Now, if you want something DEEP and long as fuck, I recommend you check Wildbow’s web serials. They have a superhero story, a urban fantasy story and an ongoing Biopunk story, all deeply character driven but with astoundingly deep worlds. I think cape stories and Biopunk stuff are a bit of a stretch for Science Fiction but both Worm and Twig fit your 4 points pretty well IMHO and offer pretty refreshing takes on those sci-fi adjacent genres.

Also I haven’t finished reading the Binti trilogy but the first one a pretty good novella.


#18

I was a avid reader of Jeff Noon in the late nineties as well. He lyrical writing style and non-science sci-fi really appealed to me at the time (non-science might be going too far, but anyway). Loved Nymphomation in particular, concepts like a lottery played with dominoes filled with strange sex crazed math nanite goo.
Hyperion is also one of the best contemporary science fiction novels out there. It could be categorized as a space opera?
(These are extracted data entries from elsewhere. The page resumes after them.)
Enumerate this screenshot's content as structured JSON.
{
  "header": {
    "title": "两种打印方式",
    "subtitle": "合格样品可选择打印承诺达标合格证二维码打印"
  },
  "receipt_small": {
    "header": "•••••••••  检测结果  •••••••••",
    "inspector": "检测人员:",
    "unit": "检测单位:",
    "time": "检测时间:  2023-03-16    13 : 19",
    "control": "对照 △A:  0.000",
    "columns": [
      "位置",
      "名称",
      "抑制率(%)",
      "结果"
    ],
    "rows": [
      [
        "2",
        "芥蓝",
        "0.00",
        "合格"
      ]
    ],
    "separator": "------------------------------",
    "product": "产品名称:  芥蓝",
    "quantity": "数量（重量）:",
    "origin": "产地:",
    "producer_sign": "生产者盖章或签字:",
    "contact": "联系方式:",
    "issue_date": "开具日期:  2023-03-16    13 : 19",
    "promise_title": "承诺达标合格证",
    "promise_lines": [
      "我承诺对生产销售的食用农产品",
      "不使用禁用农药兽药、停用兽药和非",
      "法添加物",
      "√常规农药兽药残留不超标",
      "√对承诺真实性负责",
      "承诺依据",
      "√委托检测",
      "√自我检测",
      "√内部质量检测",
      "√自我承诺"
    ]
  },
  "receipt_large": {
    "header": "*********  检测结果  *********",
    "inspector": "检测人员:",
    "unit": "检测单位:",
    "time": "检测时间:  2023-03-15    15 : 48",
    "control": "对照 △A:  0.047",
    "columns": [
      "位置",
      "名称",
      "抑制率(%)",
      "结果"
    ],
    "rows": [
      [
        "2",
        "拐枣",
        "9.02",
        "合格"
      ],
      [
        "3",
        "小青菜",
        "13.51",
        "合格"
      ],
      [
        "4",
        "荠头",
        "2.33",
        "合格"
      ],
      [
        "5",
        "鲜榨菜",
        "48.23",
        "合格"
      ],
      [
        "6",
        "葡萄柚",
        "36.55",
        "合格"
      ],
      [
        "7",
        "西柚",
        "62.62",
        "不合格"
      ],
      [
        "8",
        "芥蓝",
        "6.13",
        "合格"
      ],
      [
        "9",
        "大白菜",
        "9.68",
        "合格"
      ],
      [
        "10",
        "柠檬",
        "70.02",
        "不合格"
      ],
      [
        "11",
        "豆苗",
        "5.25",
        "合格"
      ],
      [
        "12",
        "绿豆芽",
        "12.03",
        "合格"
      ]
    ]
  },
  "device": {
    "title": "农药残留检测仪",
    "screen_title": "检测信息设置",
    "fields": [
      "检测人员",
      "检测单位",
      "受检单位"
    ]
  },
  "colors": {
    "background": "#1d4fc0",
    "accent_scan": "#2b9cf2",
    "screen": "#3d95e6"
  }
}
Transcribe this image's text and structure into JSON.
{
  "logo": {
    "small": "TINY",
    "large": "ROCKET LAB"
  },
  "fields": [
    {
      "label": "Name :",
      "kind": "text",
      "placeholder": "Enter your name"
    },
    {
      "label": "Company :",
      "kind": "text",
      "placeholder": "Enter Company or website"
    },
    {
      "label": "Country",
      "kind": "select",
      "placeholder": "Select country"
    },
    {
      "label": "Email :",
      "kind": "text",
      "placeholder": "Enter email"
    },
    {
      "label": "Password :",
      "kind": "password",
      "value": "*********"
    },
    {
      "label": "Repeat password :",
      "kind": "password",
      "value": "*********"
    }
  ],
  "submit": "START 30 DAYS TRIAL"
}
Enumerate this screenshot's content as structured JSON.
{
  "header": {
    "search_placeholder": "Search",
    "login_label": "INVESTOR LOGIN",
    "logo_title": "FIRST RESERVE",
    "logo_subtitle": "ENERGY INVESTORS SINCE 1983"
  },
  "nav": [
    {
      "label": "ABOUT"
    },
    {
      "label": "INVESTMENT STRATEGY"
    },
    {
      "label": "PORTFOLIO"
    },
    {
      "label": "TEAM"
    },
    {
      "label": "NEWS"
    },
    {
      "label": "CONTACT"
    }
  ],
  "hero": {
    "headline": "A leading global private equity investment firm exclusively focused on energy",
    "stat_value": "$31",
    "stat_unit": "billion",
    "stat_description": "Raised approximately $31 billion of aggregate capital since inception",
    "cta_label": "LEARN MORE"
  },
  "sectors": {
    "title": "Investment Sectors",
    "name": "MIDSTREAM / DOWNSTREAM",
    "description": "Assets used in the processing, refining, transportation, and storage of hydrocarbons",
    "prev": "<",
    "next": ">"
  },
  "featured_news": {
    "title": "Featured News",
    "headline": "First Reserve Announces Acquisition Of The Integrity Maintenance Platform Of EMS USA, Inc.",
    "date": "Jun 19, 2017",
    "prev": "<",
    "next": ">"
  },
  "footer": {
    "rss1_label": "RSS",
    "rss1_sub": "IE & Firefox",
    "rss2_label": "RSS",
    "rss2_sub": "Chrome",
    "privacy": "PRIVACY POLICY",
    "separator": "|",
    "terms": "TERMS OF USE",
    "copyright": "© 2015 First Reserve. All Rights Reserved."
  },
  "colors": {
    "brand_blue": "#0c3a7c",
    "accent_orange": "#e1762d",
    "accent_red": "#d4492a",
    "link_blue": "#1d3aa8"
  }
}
I’m not sure about that, also unsure of the definition of unconventional in the context of science fiction…


#19

@sputnik It’s a tricky area, right? I think the last two in the series are relatively space operatic, but Hyperion itself is a little different. Once you get towards those boundaries where do you stop? One could probably get stuck on that question just trying to figure out where that boundary falls in China Mieville novels…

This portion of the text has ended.